E02, vraisemblablement un filtre de protection contre les gaz. La direction SS des travaux à Flossenbürg avait prévu spécialement pour les scientifiques un « établissement d’expériences scientifiques » sur la route de Flossenbürg à Silberhütte, qui devait avoir un transformateur, et, entre les murs de l’enceinte, un bâtiment pour l’hébergement, un laboratoire et un bunker.9 Mais ces projets ne se réalisèrent jamais. Au lieu de cela, la SS-WVHA demanda la construction de ce bâtiment à Altenhammer. Là, les déportés dressèrent des baraquements pour la direction SS des travaux et effectuèrent les travaux de maçonnerie nécessaires.10 Dans la dernière répartition du travail du 13 avril 1945, sont encore inscrits 23 déportés de la direction SS du travail, comme actifs à « l’institut Altenhammer ».

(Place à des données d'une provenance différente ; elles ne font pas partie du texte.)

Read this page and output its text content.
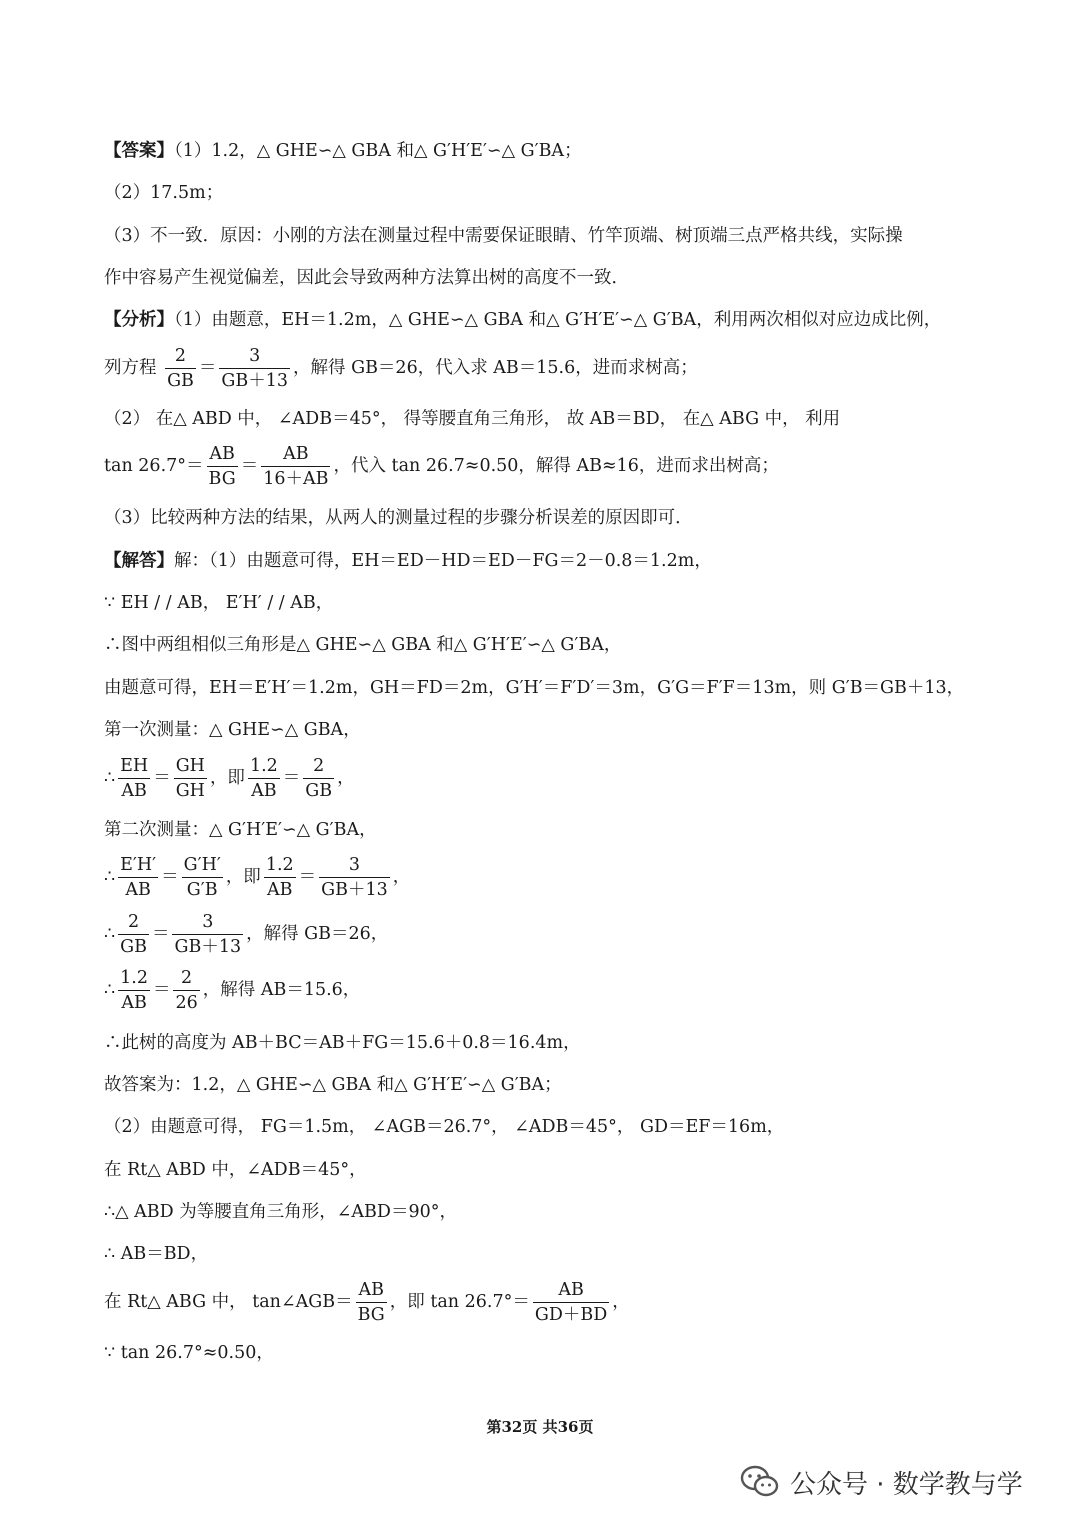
【答案】（1）1.2，△ GHE∽△ GBA 和△ G′H′E′∽△ G′BA；
（2）17.5m；
（3）不一致．原因：小刚的方法在测量过程中需要保证眼睛、竹竿顶端、树顶端三点严格共线，实际操
作中容易产生视觉偏差，因此会导致两种方法算出树的高度不一致．
【分析】（1）由题意，EH＝1.2m，△ GHE∽△ GBA 和△ G′H′E′∽△ G′BA，利用两次相似对应边成比例，
列方程 $\frac{2}{GB} = \frac{3}{GB+13}$ ，解得 GB＝26，代入求 AB＝15.6，进而求树高；
（2） 在△ ABD 中， ∠ADB＝45°， 得等腰直角三角形， 故 AB＝BD， 在△ ABG 中， 利用
$\tan 26.7^\circ= \frac{AB}{BG} = \frac{AB}{16+AB}$ ，代入 tan 26.7≈0.50，解得 AB≈16，进而求出树高；
（3）比较两种方法的结果，从两人的测量过程的步骤分析误差的原因即可．
【解答】解：（1）由题意可得，EH＝ED－HD＝ED－FG＝2－0.8＝1.2m，
∵ EH / / AB， E′H′ / / AB，
∴图中两组相似三角形是△ GHE∽△ GBA 和△ G′H′E′∽△ G′BA，
由题意可得，EH＝E′H′＝1.2m，GH＝FD＝2m，G′H′＝F′D′＝3m，G′G＝F′F＝13m，则 G′B＝GB＋13，
第一次测量：△ GHE∽△ GBA，
∴ $\frac{EH}{AB} = \frac{GH}{GH}$ ，即 $\frac{1.2}{AB} = \frac{2}{GB}$ ，
第二次测量：△ G′H′E′∽△ G′BA，
∴ $\frac{E'H'}{AB} = \frac{G'H'}{G'B}$ ，即 $\frac{1.2}{AB} = \frac{3}{GB+13}$ ，
∴ $\frac{2}{GB} = \frac{3}{GB+13}$ ，解得 GB＝26，
∴ $\frac{1.2}{AB} = \frac{2}{26}$ ，解得 AB＝15.6，
∴此树的高度为 AB＋BC＝AB＋FG＝15.6＋0.8＝16.4m，
故答案为：1.2，△ GHE∽△ GBA 和△ G′H′E′∽△ G′BA；
（2）由题意可得， FG＝1.5m， ∠AGB＝26.7°， ∠ADB＝45°， GD＝EF＝16m，
在 Rt△ ABD 中，∠ADB＝45°，
∴△ ABD 为等腰直角三角形，∠ABD＝90°，
∴ AB＝BD，
在 Rt△ ABG 中， tan∠AGB＝ $\frac{AB}{BG}$ ，即 $\tan 26.7^\circ= \frac{AB}{GD+BD}$ ，
∵ tan 26.7°≈0.50，
第32页 共36页
公众号 · 数学教与学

Henry Orenstein parle de ses deux frères, Fred et Felek Orenstein, enrôlés dans le kommando de chimistes, qui furent envoyés, à la mi-avril 1945, à Dachau avec un convoi d’évacuation. Lors d’une des nombreuses attaques aériennes, Felek Orenstein fut blessé et abattu par la SS, ainsi que 130 autres déportés «  incapables de marcher ». Les autres déportés furent libérés quelques jours plus tard par les troupes américaines. L’institut de recherches a dû donner à la mission américaine ALSOS, une délégation de scientifiques sous la direction du physicien Samuel Goudsmit, l’occasion de chercher à Flossenbürg des preuves de ces recherches.

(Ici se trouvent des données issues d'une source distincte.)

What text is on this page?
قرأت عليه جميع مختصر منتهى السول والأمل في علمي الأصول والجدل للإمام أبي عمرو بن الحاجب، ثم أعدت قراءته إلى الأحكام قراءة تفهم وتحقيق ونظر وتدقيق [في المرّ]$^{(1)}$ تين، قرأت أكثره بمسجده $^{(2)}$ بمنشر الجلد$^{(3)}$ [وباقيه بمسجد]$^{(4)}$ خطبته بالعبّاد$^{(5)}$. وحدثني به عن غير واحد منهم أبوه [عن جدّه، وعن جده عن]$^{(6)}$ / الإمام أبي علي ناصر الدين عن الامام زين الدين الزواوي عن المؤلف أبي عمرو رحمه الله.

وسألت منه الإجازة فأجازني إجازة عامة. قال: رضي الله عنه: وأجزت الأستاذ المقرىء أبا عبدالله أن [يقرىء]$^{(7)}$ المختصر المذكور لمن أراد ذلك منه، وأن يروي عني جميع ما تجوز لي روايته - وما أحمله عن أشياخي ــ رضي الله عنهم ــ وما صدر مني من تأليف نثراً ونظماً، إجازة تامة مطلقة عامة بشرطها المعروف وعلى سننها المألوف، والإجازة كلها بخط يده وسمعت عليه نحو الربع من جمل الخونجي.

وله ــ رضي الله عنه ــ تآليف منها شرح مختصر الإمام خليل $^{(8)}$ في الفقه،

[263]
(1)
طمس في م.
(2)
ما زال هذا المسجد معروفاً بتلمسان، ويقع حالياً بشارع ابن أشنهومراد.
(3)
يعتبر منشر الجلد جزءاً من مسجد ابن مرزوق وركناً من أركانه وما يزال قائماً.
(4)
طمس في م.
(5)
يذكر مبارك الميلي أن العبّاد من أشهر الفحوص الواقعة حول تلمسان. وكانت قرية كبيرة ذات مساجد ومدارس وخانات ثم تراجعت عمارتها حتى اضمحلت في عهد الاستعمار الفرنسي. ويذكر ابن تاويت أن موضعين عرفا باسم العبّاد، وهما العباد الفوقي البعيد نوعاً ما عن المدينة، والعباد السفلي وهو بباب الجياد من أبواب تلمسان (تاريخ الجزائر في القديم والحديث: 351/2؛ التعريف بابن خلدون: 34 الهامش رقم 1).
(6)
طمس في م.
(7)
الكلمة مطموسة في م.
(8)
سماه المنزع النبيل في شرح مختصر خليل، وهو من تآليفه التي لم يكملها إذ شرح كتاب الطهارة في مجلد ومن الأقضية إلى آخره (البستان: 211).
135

Le ministère public de Weiden suspendit les enquêtes en juin 1968, car on ne pouvait démontrer clairement les actions ayant entraîné la mort dans le camp extérieur de Altenhammer. Les baraquements des déportés furent démolis aussitôt après la guerre et le terrain utilisé pendant un certain temps pour stocker du bois. Après la guerre, le bâtiment de l’institut de recherches scientifiques fut utilisé avec peu de succès par différentes entreprises chimiques et métallurgiques et démoli en 1981.